Our blog frequently writes about preservation of evidence and how corporate defendants are getting into hot water when their litigation hold policies fall short. As more corporations move to full electronic data over paper documentation, it will become harder to hide, destroy or fail to produce relevant evidence.
This is illustrated in “Sanctions for e-Discovery Violations: By the Numbers” by Dan H. Willoughby, Rose Hunter Jones and Gregory R. Antine, published by the Duke Law Journal. The study looked at cases from 1981 through 2010, although there was very little on electronic data discovery issues in case law before the late 1990s. Beginning in the twenty-first century, the sanction motions and awards are steadily increasing, and the trend is likely to continue.

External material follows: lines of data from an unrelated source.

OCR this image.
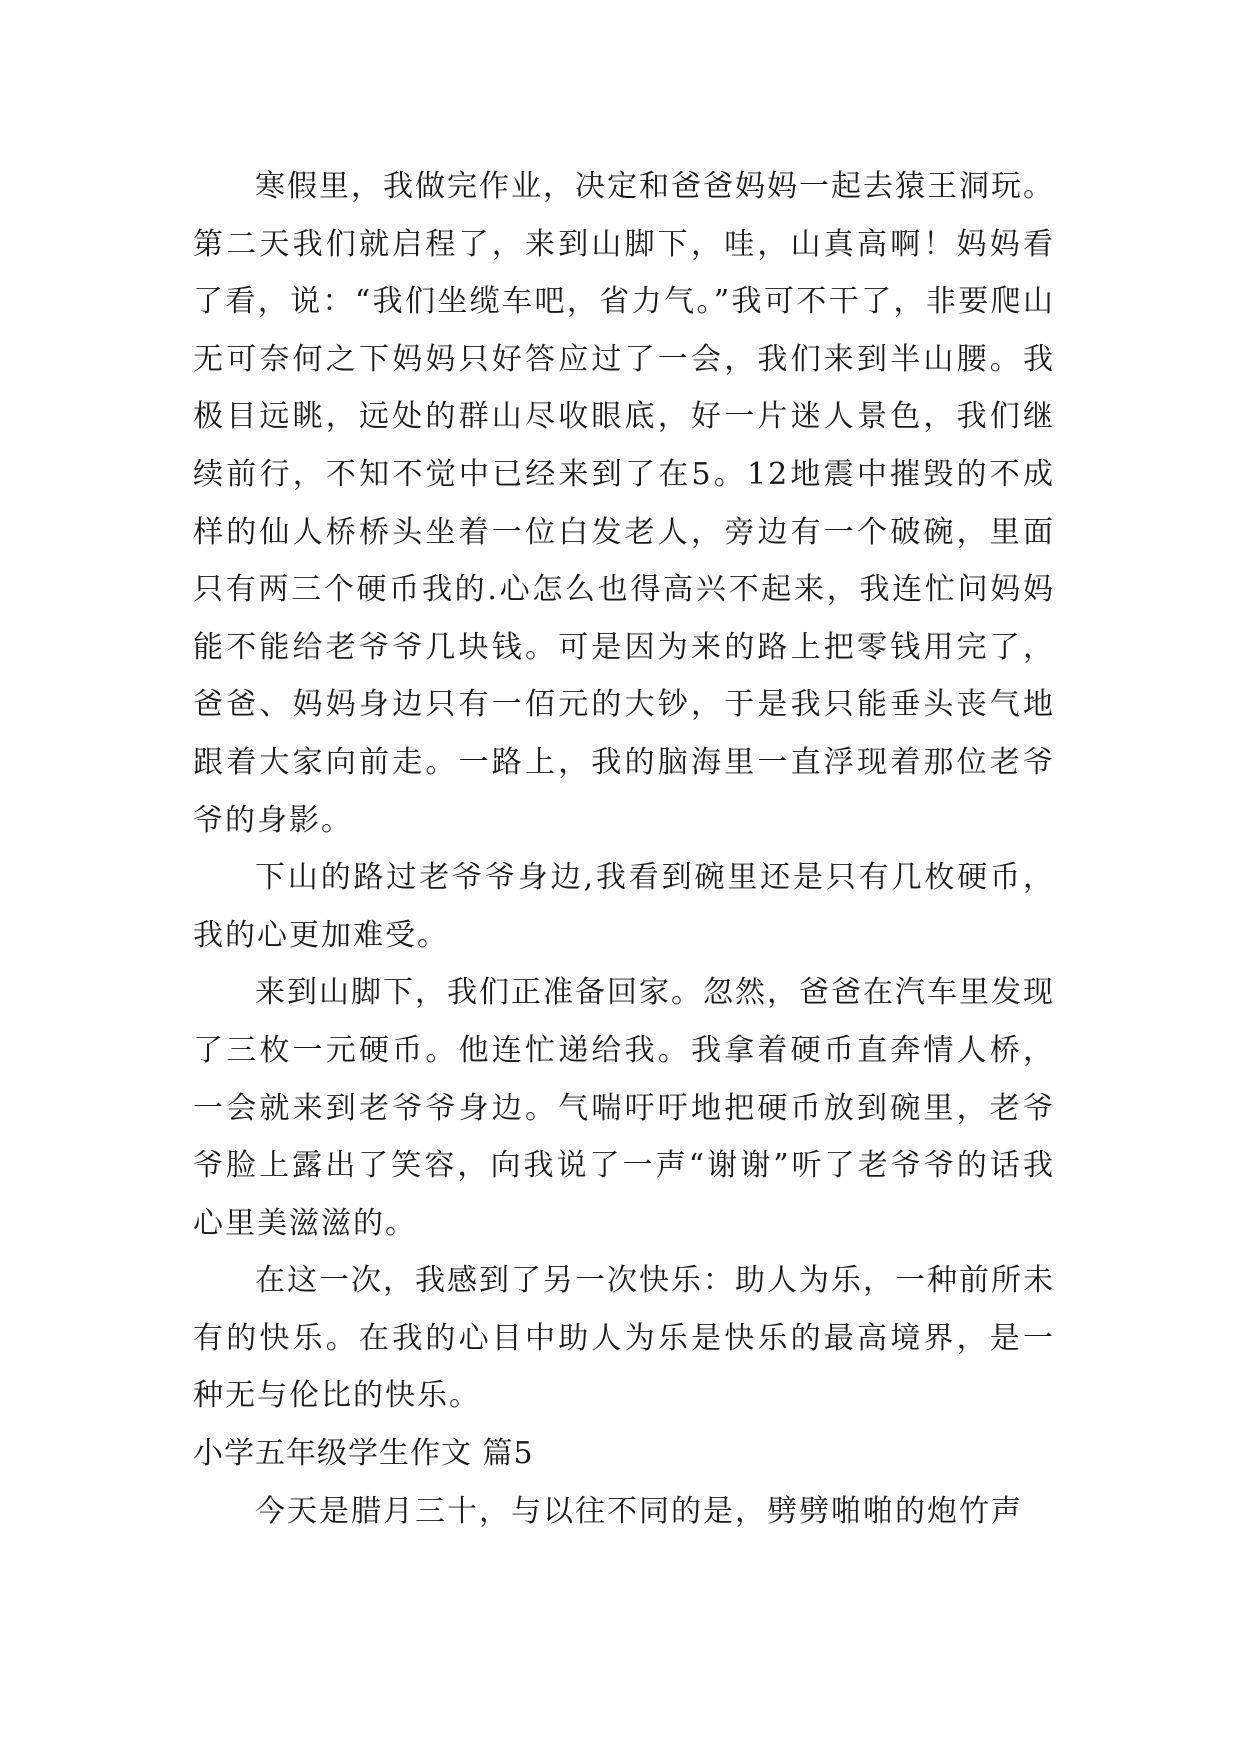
寒假里，我做完作业，决定和爸爸妈妈一起去猿王洞玩。第二天我们就启程了，来到山脚下，哇，山真高啊！妈妈看了看，说：“我们坐缆车吧，省力气。”我可不干了，非要爬山无可奈何之下妈妈只好答应过了一会，我们来到半山腰。我极目远眺，远处的群山尽收眼底，好一片迷人景色，我们继续前行，不知不觉中已经来到了在5。12地震中摧毁的不成样的仙人桥桥头坐着一位白发老人，旁边有一个破碗，里面只有两三个硬币我的.心怎么也得高兴不起来，我连忙问妈妈能不能给老爷爷几块钱。可是因为来的路上把零钱用完了，爸爸、妈妈身边只有一佰元的大钞，于是我只能垂头丧气地跟着大家向前走。一路上，我的脑海里一直浮现着那位老爷爷的身影。

下山的路过老爷爷身边,我看到碗里还是只有几枚硬币，我的心更加难受。

来到山脚下，我们正准备回家。忽然，爸爸在汽车里发现了三枚一元硬币。他连忙递给我。我拿着硬币直奔情人桥，一会就来到老爷爷身边。气喘吁吁地把硬币放到碗里，老爷爷脸上露出了笑容，向我说了一声“谢谢”听了老爷爷的话我心里美滋滋的。

在这一次，我感到了另一次快乐：助人为乐，一种前所未有的快乐。在我的心目中助人为乐是快乐的最高境界，是一种无与伦比的快乐。

小学五年级学生作文 篇5

今天是腊月三十，与以往不同的是，劈劈啪啪的炮竹声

Interestingly, the report also found the issuance of adverse jury instructions to be on the rise, the vast majority of which were for failure to preserve evidence, as opposed to failure to produce or failure to perform adequate searches (which was the justification in a smaller number of cases.) This should be a red light for defendant corporations, as plaintiff trial attorneys become more eDiscovery savvy and expert computer forensics uncover files that have been deleted or destroyed (purposefully or inadvertently).
Finally, the study revealed that in the twenty-first century, the percentage of cases where electronic discovery sanctions were issued are heavily skewed towards defendants. The percentage of cases where sanctions were issued was only 26 percent to plaintiffs in 2009 and 2010.